Я вздохнул и безотчетно провел ладонью по волосам: седели они быстрей, чем можно было ожидать, хотя пока только на висках; Винга однажды сказала, что седина делает меня более солидным.

(«Ты бы не мог быть моим отцом…» — как-то обмолвилась она. «А почему? У меня дочка почти твоих лет…» — «Тебе еще не хватает солидности…» — «А почему ты считаешь, что твой отец… был таким уж солидным? С чего ты взяла?» — «Я знаю… — категорически заявила она. — Потому и говорю…» — «А может, ты и впрямь хотела бы… чтобы я стал тебе… ну, этаким добродушным седеньким папашей, с которым разве что… Словом, тем, кого ты разыскиваешь?» — «Что ты!.. — Она будто бы испугалась. Во всяком случае, покраснела. — Конечно, нет! Ты был бы другим… Таким, какой ты есть». — «Таким? Спасибо, уважила, Винга. Хотя я и сам знаю, что слишком стар для тебя. Папаша…» — «Ну, не дуйся. Все мужчины мне кажутся слишком молодыми. И все для себя стараются. Один только отец, быть может…»)

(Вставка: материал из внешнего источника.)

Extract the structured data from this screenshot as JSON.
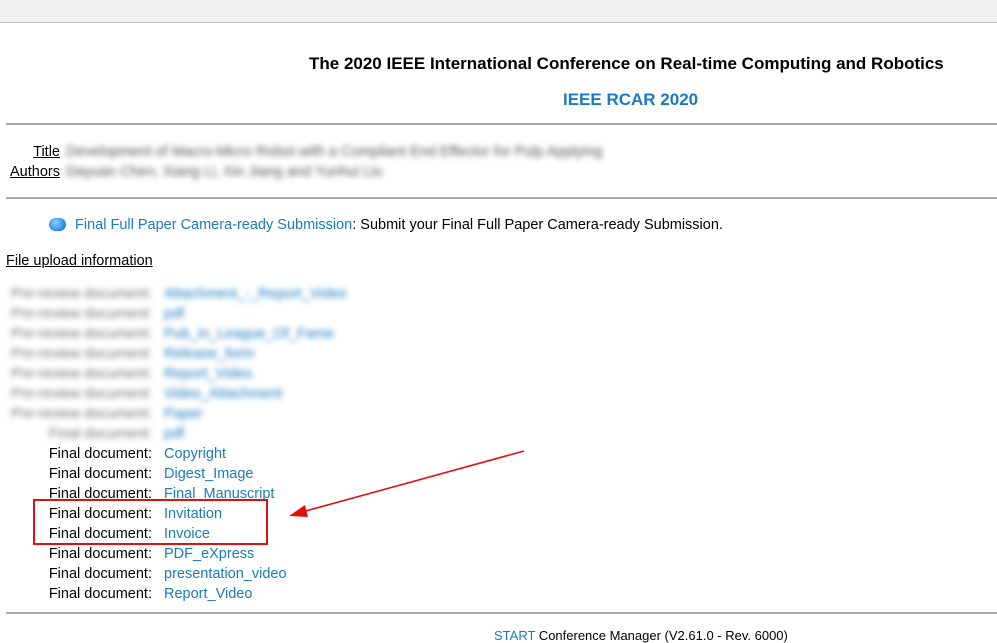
{
  "header": {
    "conference": "The 2020 IEEE International Conference on Real-time Computing and Robotics",
    "short_name": "IEEE RCAR 2020"
  },
  "paper": {
    "title_label": "Title",
    "authors_label": "Authors",
    "title_value": "Development of Macro-Micro Robot with a Compliant End Effector for Pulp Applying",
    "authors_value": "Dayuan Chen, Xiang Li, Xin Jiang and Yunhui Liu"
  },
  "submission": {
    "link": "Final Full Paper Camera-ready Submission",
    "text": ": Submit your Final Full Paper Camera-ready Submission."
  },
  "file_upload_label": "File upload information",
  "blurred_rows": [
    {
      "label": "Pre-review document:",
      "value": "Attachment_-_Report_Video"
    },
    {
      "label": "Pre-review document:",
      "value": "pdf"
    },
    {
      "label": "Pre-review document:",
      "value": "Pub_in_League_Of_Fame"
    },
    {
      "label": "Pre-review document:",
      "value": "Release_form"
    },
    {
      "label": "Pre-review document:",
      "value": "Report_Video"
    },
    {
      "label": "Pre-review document:",
      "value": "Video_Attachment"
    },
    {
      "label": "Pre-review document:",
      "value": "Paper"
    },
    {
      "label": "Final document:",
      "value": "pdf"
    }
  ],
  "rows": [
    {
      "label": "Final document:",
      "value": "Copyright"
    },
    {
      "label": "Final document:",
      "value": "Digest_Image"
    },
    {
      "label": "Final document:",
      "value": "Final_Manuscript"
    },
    {
      "label": "Final document:",
      "value": "Invitation"
    },
    {
      "label": "Final document:",
      "value": "Invoice"
    },
    {
      "label": "Final document:",
      "value": "PDF_eXpress"
    },
    {
      "label": "Final document:",
      "value": "presentation_video"
    },
    {
      "label": "Final document:",
      "value": "Report_Video"
    }
  ],
  "footer": {
    "link": "START",
    "text": " Conference Manager (V2.61.0 - Rev. 6000)"
  },
  "colors": {
    "link": "#1a7bbf",
    "annotation": "#e01010"
  }
}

«Вот отчего ты сегодня так раскис!.. (А я, балда, считал, что сегодня мне весело!..) — Она покосилась в мою сторону. — Сводишь счеты с совестью?.. Заговорила?»

«Что с тобой, Винга?

«Ничего особенного. Как обычно».

«Обычно?»

«Ну, всегда так бывает…»

«Ты-то откуда знаешь, что да когда бывает?»

«По-твоему, я из другого теста… — Улыбнулась — сперва чуть-чуть, едва заметно, потом — широко и радостно, отчего просветлело все ее круглое лицо. — Иногда, Ауримас, и я задумываюсь о времени…»

«Каком таком времени?»

«Быстротечном. Которое убегает — не поймать. И которое смеется над нами. И сколько бы ты, горемычное существо, ни старался спрятаться за своим удобным мышлением духовного обывателя… залезть в улиточную скорлупу… замотаться в шкуру… накрыться с головой и отсиживаться… пока вокруг все кипит, клокочет, меняется на глазах…»

«Винга! — перебил я ее. — Я ждал тебя…»

«Знаю. И я как будто пришла…»

«Ты позвонила и обещала быть в семь. А появилась после восьми… Если тот час, что я прождал тебя, можно назвать отсиживанием в скорлупе, то я могу… во всяком случае, другой раз смогу…»

«Ты же не видел их!»

«Это кого же, Винга?»

«Ну тех… парней… с большущими звездами на рубашках… они торгуют книжками там… на…»

«Видал, и не раз…»

«Нет, нет… ты не видел… Как они схватились с полицейским!.. И как потом тот одного из них за волосы!.. И как другой из их же компании… ножом…»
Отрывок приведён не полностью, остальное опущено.